A third way of looking at gold is to consider its virtues as a commodity. When it comes to the metal’s supply-demand profile, things look more promising than gold’s seemingly uninspiring performance in recent weeks. Of course, the disappointment many investors voice has to be seen in the context of the Fed’s interest rate hikes of 0.25% in March, 0.50% in May, and its two adjustments of 0.75% in June and July. The anticipation of such action and its actual implementation resulted in a spectacular rise in the U.S. currency. That, in turn, took its toll on the dollar-price of gold.

The question now is whether the Fed and other central banks will continue their fight against inflation, despite growing evidence of broad economic weakness—or whether, conversely, they will step back and risk a prolonged period of severe inflation. In our opinion, gold’s movements during the coming weeks will reflect how the debate over these two outcomes will evolve. While the components of gold supply and demand are as important as ever, such ‘details’ will likely be overlooked in this narrative-driven environment.

Still, here are some of the basics. In a nutshell, global gold production will grow this year, but is expected to decline starting in 2023. On the demand side, jewelry sales staged a solid recovery last year, after a sharp pandemic- induced decline in 2020, and remain stable so far in 2022. Industrial demand is also improving. In line with weakening bullion prices, investment offtake has softened in recent weeks, but is still ahead by 6% for the year to date. One area in which I continue to see sustained improvement is that of government gold reserves. As I’ve already mentioned, for many less developed economies the incentives to reduce dollar holdings are strong.

Gold As A Portfolio Stabilizer

During my fifty-plus years in the investment business, I’ve had many opportunities to experiment with gold as a permanent portfolio component. Just as a cash reserve can help reduce overall volatility, gold can achieve the same, but with the potential of meaningful appreciation. Let’s look at market performance so far in 2022. Gold has fallen, just as bonds and stocks have, but to a lesser extent (at the time of writing S&P500 -13.7%, Bonds -13%, Gold -1%). Admittedly, my example uses a specific timespan. Things look a bit different if we measure the decline in each asset class from last year’s high to the most recent low (S&P500 -23.3%, Bonds -16.7%, Gold -6.3%).

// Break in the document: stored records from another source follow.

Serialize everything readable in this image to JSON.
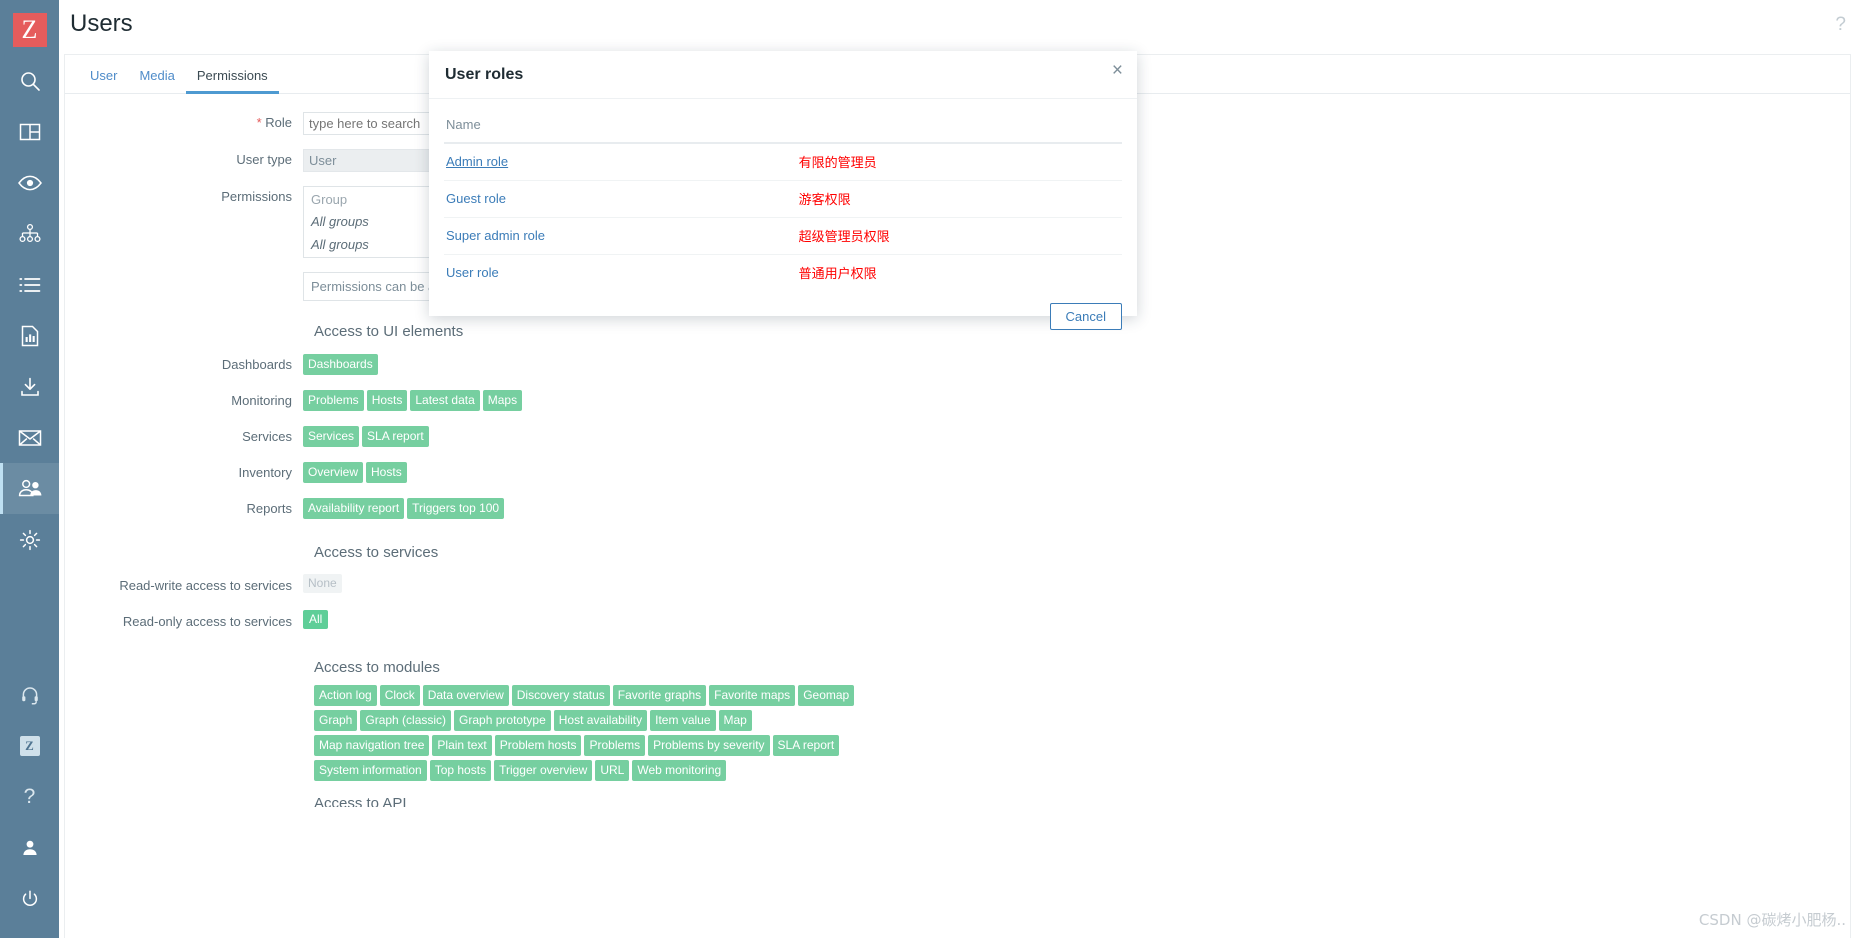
{
  "app": {
    "logo_letter": "Z",
    "page_title": "Users",
    "help_icon": "?"
  },
  "sidebar": {
    "items": [
      {
        "name": "search-icon",
        "label": "Search",
        "active": false
      },
      {
        "name": "dashboards-icon",
        "label": "Dashboards",
        "active": false
      },
      {
        "name": "monitoring-eye-icon",
        "label": "Monitoring",
        "active": false
      },
      {
        "name": "services-tree-icon",
        "label": "Services",
        "active": false
      },
      {
        "name": "inventory-list-icon",
        "label": "Inventory",
        "active": false
      },
      {
        "name": "reports-chart-icon",
        "label": "Reports",
        "active": false
      },
      {
        "name": "data-collection-icon",
        "label": "Data collection",
        "active": false
      },
      {
        "name": "alerts-envelope-icon",
        "label": "Alerts",
        "active": false
      },
      {
        "name": "users-icon",
        "label": "Users",
        "active": true
      },
      {
        "name": "administration-gear-icon",
        "label": "Administration",
        "active": false
      }
    ],
    "bottom_items": [
      {
        "name": "support-headset-icon",
        "label": "Support"
      },
      {
        "name": "zabbix-integrations-icon",
        "label": "Integrations",
        "glyph": "Z"
      },
      {
        "name": "help-question-icon",
        "label": "Help",
        "glyph": "?"
      },
      {
        "name": "user-profile-icon",
        "label": "User settings"
      },
      {
        "name": "power-signout-icon",
        "label": "Sign out"
      }
    ]
  },
  "tabs": [
    {
      "label": "User",
      "selected": false
    },
    {
      "label": "Media",
      "selected": false
    },
    {
      "label": "Permissions",
      "selected": true
    }
  ],
  "form": {
    "role": {
      "label": "Role",
      "required_marker": "*",
      "placeholder": "type here to search",
      "value": ""
    },
    "user_type": {
      "label": "User type",
      "value": "User"
    },
    "permissions": {
      "label": "Permissions",
      "column_header": "Group",
      "rows": [
        "All groups",
        "All groups"
      ],
      "note": "Permissions can be a"
    }
  },
  "ui_elements": {
    "title": "Access to UI elements",
    "groups": [
      {
        "label": "Dashboards",
        "tags": [
          "Dashboards"
        ]
      },
      {
        "label": "Monitoring",
        "tags": [
          "Problems",
          "Hosts",
          "Latest data",
          "Maps"
        ]
      },
      {
        "label": "Services",
        "tags": [
          "Services",
          "SLA report"
        ]
      },
      {
        "label": "Inventory",
        "tags": [
          "Overview",
          "Hosts"
        ]
      },
      {
        "label": "Reports",
        "tags": [
          "Availability report",
          "Triggers top 100"
        ]
      }
    ]
  },
  "services_access": {
    "title": "Access to services",
    "read_write": {
      "label": "Read-write access to services",
      "value": "None",
      "style": "none"
    },
    "read_only": {
      "label": "Read-only access to services",
      "value": "All",
      "style": "all"
    }
  },
  "modules": {
    "title": "Access to modules",
    "rows": [
      [
        "Action log",
        "Clock",
        "Data overview",
        "Discovery status",
        "Favorite graphs",
        "Favorite maps",
        "Geomap"
      ],
      [
        "Graph",
        "Graph (classic)",
        "Graph prototype",
        "Host availability",
        "Item value",
        "Map"
      ],
      [
        "Map navigation tree",
        "Plain text",
        "Problem hosts",
        "Problems",
        "Problems by severity",
        "SLA report"
      ],
      [
        "System information",
        "Top hosts",
        "Trigger overview",
        "URL",
        "Web monitoring"
      ]
    ]
  },
  "api_section": {
    "title": "Access to API"
  },
  "modal": {
    "title": "User roles",
    "close_glyph": "×",
    "column_header": "Name",
    "rows": [
      {
        "role": "Admin role",
        "annotation": "有限的管理员",
        "hovered": true
      },
      {
        "role": "Guest role",
        "annotation": "游客权限",
        "hovered": false
      },
      {
        "role": "Super admin role",
        "annotation": "超级管理员权限",
        "hovered": false
      },
      {
        "role": "User role",
        "annotation": "普通用户权限",
        "hovered": false
      }
    ],
    "cancel_label": "Cancel"
  },
  "watermark": {
    "text": "CSDN @碳烤小肥杨.."
  },
  "colors": {
    "sidebar_bg": "#5b7f99",
    "logo_red": "#e55c5c",
    "tag_green": "#76cfa0",
    "link_blue": "#3b7cb8",
    "annotation_red": "#ff0000",
    "tab_active": "#4e9ad1"
  }
}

We could also look at specific years or time frames when gold outperformed stocks or bonds, or other periods when it did the opposite. But the bottom-line is constant: gold helps stabilize a portfolio, especially in periods of great volatility.

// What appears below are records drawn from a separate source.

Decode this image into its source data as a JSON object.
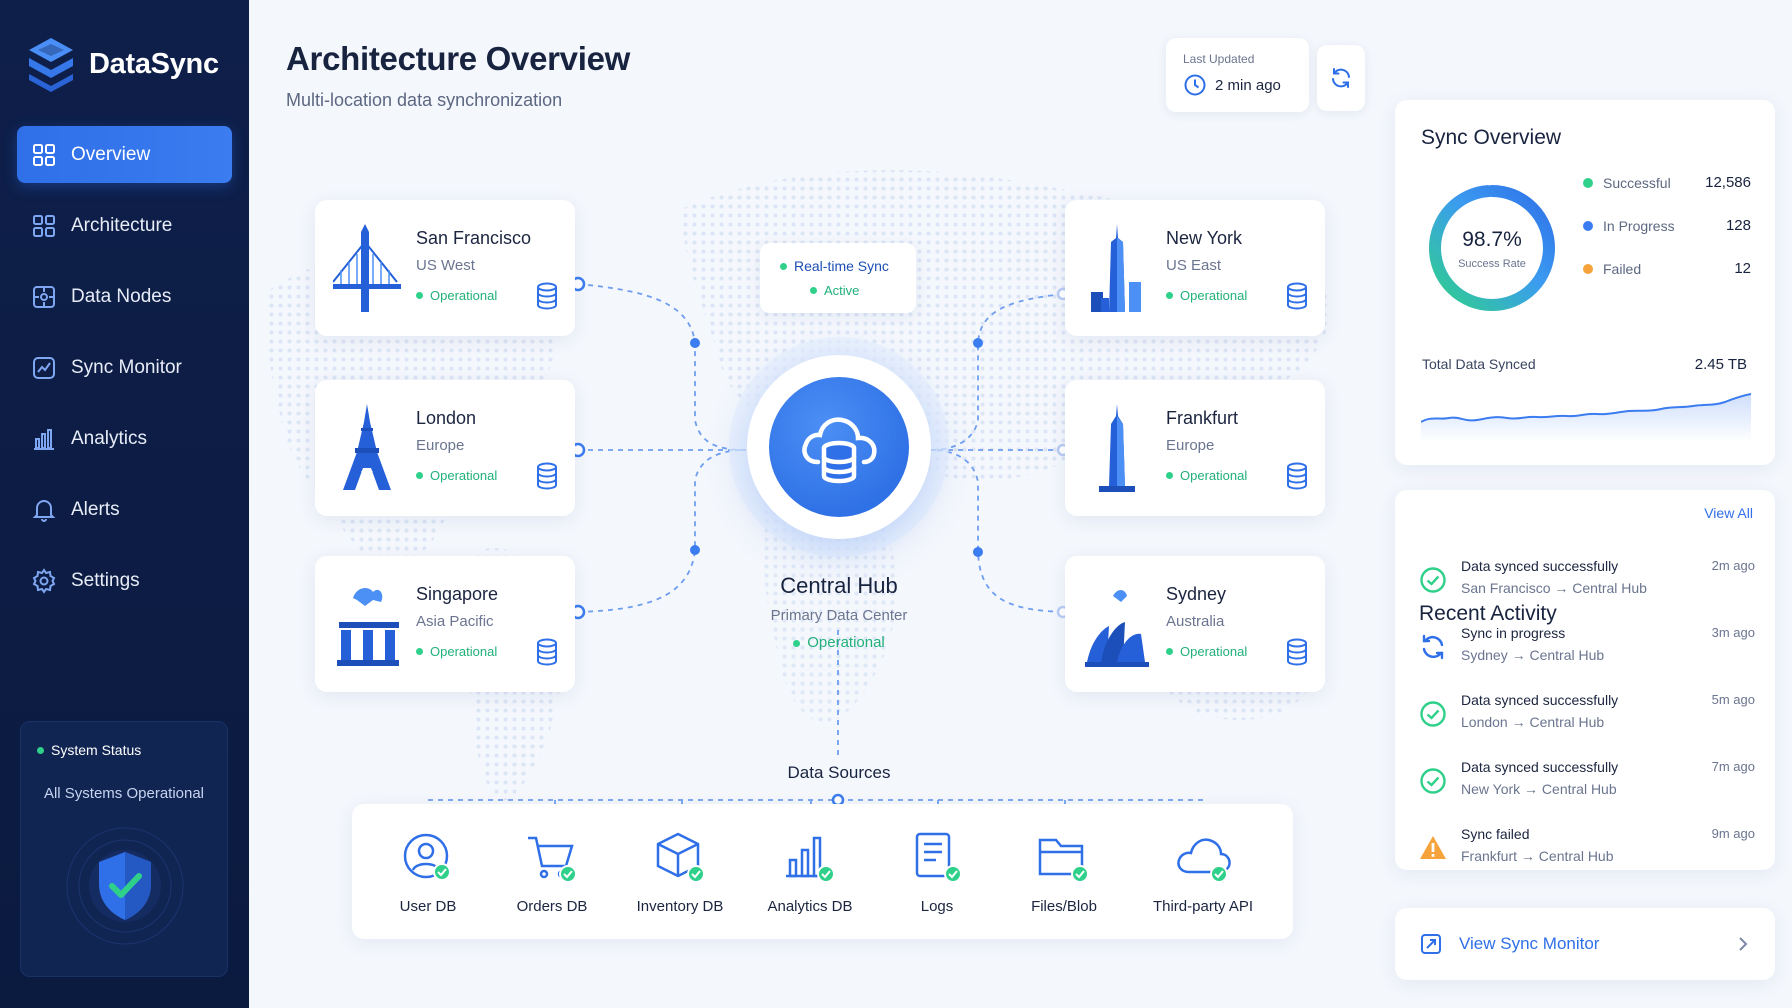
{
  "brand": {
    "name": "DataSync"
  },
  "sidebar": {
    "items": [
      {
        "label": "Overview",
        "icon": "grid-icon",
        "active": true
      },
      {
        "label": "Architecture",
        "icon": "architecture-icon"
      },
      {
        "label": "Data Nodes",
        "icon": "data-nodes-icon"
      },
      {
        "label": "Sync Monitor",
        "icon": "monitor-icon"
      },
      {
        "label": "Analytics",
        "icon": "bar-chart-icon"
      },
      {
        "label": "Alerts",
        "icon": "bell-icon"
      },
      {
        "label": "Settings",
        "icon": "gear-icon"
      }
    ],
    "status": {
      "title": "System Status",
      "text": "All Systems Operational"
    }
  },
  "header": {
    "title": "Architecture Overview",
    "subtitle": "Multi-location data synchronization",
    "last_updated_label": "Last Updated",
    "last_updated_value": "2 min ago"
  },
  "nodes": {
    "sf": {
      "name": "San Francisco",
      "region": "US West",
      "status": "Operational"
    },
    "london": {
      "name": "London",
      "region": "Europe",
      "status": "Operational"
    },
    "singapore": {
      "name": "Singapore",
      "region": "Asia Pacific",
      "status": "Operational"
    },
    "ny": {
      "name": "New York",
      "region": "US East",
      "status": "Operational"
    },
    "frankfurt": {
      "name": "Frankfurt",
      "region": "Europe",
      "status": "Operational"
    },
    "sydney": {
      "name": "Sydney",
      "region": "Australia",
      "status": "Operational"
    }
  },
  "sync_badge": {
    "label": "Real-time Sync",
    "status": "Active"
  },
  "hub": {
    "title": "Central Hub",
    "subtitle": "Primary Data Center",
    "status": "Operational"
  },
  "data_sources": {
    "title": "Data Sources",
    "items": [
      "User DB",
      "Orders DB",
      "Inventory DB",
      "Analytics DB",
      "Logs",
      "Files/Blob",
      "Third-party API"
    ]
  },
  "sync_overview": {
    "title": "Sync Overview",
    "success_rate": "98.7%",
    "success_rate_fraction": 0.987,
    "success_rate_label": "Success Rate",
    "legend": [
      {
        "label": "Successful",
        "value": "12,586",
        "color": "#2fd08a"
      },
      {
        "label": "In Progress",
        "value": "128",
        "color": "#3b7cf0"
      },
      {
        "label": "Failed",
        "value": "12",
        "color": "#f5a33a"
      }
    ],
    "total_label": "Total Data Synced",
    "total_value": "2.45 TB"
  },
  "recent_activity": {
    "title": "Recent Activity",
    "view_all": "View All",
    "items": [
      {
        "title": "Data synced successfully",
        "sub": "San Francisco → Central Hub",
        "time": "2m ago",
        "icon": "check-circle-icon"
      },
      {
        "title": "Sync in progress",
        "sub": "Sydney → Central Hub",
        "time": "3m ago",
        "icon": "sync-icon"
      },
      {
        "title": "Data synced successfully",
        "sub": "London → Central Hub",
        "time": "5m ago",
        "icon": "check-circle-icon"
      },
      {
        "title": "Data synced successfully",
        "sub": "New York → Central Hub",
        "time": "7m ago",
        "icon": "check-circle-icon"
      },
      {
        "title": "Sync failed",
        "sub": "Frankfurt → Central Hub",
        "time": "9m ago",
        "icon": "warning-icon"
      }
    ]
  },
  "view_sync_monitor": "View Sync Monitor",
  "colors": {
    "accent": "#2f6fe8",
    "sidebar": "#0e1f4a",
    "success": "#2fd08a",
    "warning": "#f5a33a"
  }
}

During my years as a speaker and panelist at investment conferences I was often asked what the right portfolio allocation to gold should be. The conclusion: looking at different contexts and time periods, an allotment of 10% and 15% works best. An added positive effect can be achieved by adding or reducing holdings, when allocation parameters are violated. For example, if a10% gold holding appreciates to the point where it equates 12% of the overall portfolio, cutting it back down to its original 10% weight can further boost results. Conversely, if the metal underperforms and the holding drops to 8%, buying to bring it back to target makes sense.

Technical Parameters

What about gold’s technical position? While I strongly believe in a permanent holding, there are times when additional exposure to the metal itself or gold mining shares, which can offer considerable leverage, can make a lot of sense. Is now such a time?

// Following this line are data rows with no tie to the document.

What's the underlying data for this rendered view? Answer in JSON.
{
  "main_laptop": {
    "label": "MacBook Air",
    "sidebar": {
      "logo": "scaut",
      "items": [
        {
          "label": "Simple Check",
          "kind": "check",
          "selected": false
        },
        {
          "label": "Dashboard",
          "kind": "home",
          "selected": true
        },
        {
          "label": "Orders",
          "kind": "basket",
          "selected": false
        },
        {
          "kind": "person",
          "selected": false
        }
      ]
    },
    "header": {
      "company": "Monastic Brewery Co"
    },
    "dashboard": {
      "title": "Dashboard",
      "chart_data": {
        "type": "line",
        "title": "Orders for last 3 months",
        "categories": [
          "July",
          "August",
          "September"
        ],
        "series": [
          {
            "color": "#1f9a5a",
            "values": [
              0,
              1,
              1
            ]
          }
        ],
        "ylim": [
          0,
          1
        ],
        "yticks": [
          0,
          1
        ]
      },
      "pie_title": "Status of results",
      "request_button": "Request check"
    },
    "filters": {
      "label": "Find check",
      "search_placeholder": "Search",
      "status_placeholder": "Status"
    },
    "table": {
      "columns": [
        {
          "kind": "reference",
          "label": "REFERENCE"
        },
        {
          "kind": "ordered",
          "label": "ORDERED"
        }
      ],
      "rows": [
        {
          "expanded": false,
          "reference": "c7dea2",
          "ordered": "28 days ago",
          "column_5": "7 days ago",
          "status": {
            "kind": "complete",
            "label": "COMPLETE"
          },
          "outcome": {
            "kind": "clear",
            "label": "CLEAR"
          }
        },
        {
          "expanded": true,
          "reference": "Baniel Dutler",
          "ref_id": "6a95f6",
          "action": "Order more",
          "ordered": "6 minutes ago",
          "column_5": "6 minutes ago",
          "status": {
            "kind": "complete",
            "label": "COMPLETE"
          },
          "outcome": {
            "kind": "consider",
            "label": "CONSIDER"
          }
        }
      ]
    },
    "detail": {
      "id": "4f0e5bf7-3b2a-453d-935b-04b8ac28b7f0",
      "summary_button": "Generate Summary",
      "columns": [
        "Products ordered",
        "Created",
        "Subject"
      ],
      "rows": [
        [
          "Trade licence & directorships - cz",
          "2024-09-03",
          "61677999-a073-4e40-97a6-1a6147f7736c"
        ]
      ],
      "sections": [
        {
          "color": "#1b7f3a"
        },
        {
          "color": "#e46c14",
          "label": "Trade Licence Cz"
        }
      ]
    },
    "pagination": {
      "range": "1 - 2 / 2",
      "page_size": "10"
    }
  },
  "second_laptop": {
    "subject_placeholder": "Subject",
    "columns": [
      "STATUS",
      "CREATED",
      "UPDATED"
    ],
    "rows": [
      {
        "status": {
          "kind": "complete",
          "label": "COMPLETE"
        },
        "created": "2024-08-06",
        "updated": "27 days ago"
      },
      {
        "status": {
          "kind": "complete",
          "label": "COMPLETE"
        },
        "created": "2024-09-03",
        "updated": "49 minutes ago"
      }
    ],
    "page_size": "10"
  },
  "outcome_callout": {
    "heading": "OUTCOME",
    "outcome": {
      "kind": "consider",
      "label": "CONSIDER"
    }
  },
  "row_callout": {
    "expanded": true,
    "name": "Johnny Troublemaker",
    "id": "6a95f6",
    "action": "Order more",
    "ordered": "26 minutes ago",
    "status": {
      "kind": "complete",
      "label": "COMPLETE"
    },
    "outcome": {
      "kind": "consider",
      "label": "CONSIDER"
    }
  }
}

Consistent with my belief that rapidly changing central bank narratives are likely to dominate for much of the rest of this year, and considering gold’s chart position, I would wait with adding to core positions. A re-test of July’s $1,700 bottom is highly possible. If that level were broken, further weakness could ensue. On the other hand, a move above $1,825 could easily lead to a run at the $2,030 level, which was reached in summer of 2020 and again earlier this year.

Believing that global inflation, a highly explosive geopolitical environment, and a rapidly deteriorating social fabric will all contribute to continued improvement in gold demand, I expect a move to new highs, most likely in 2023.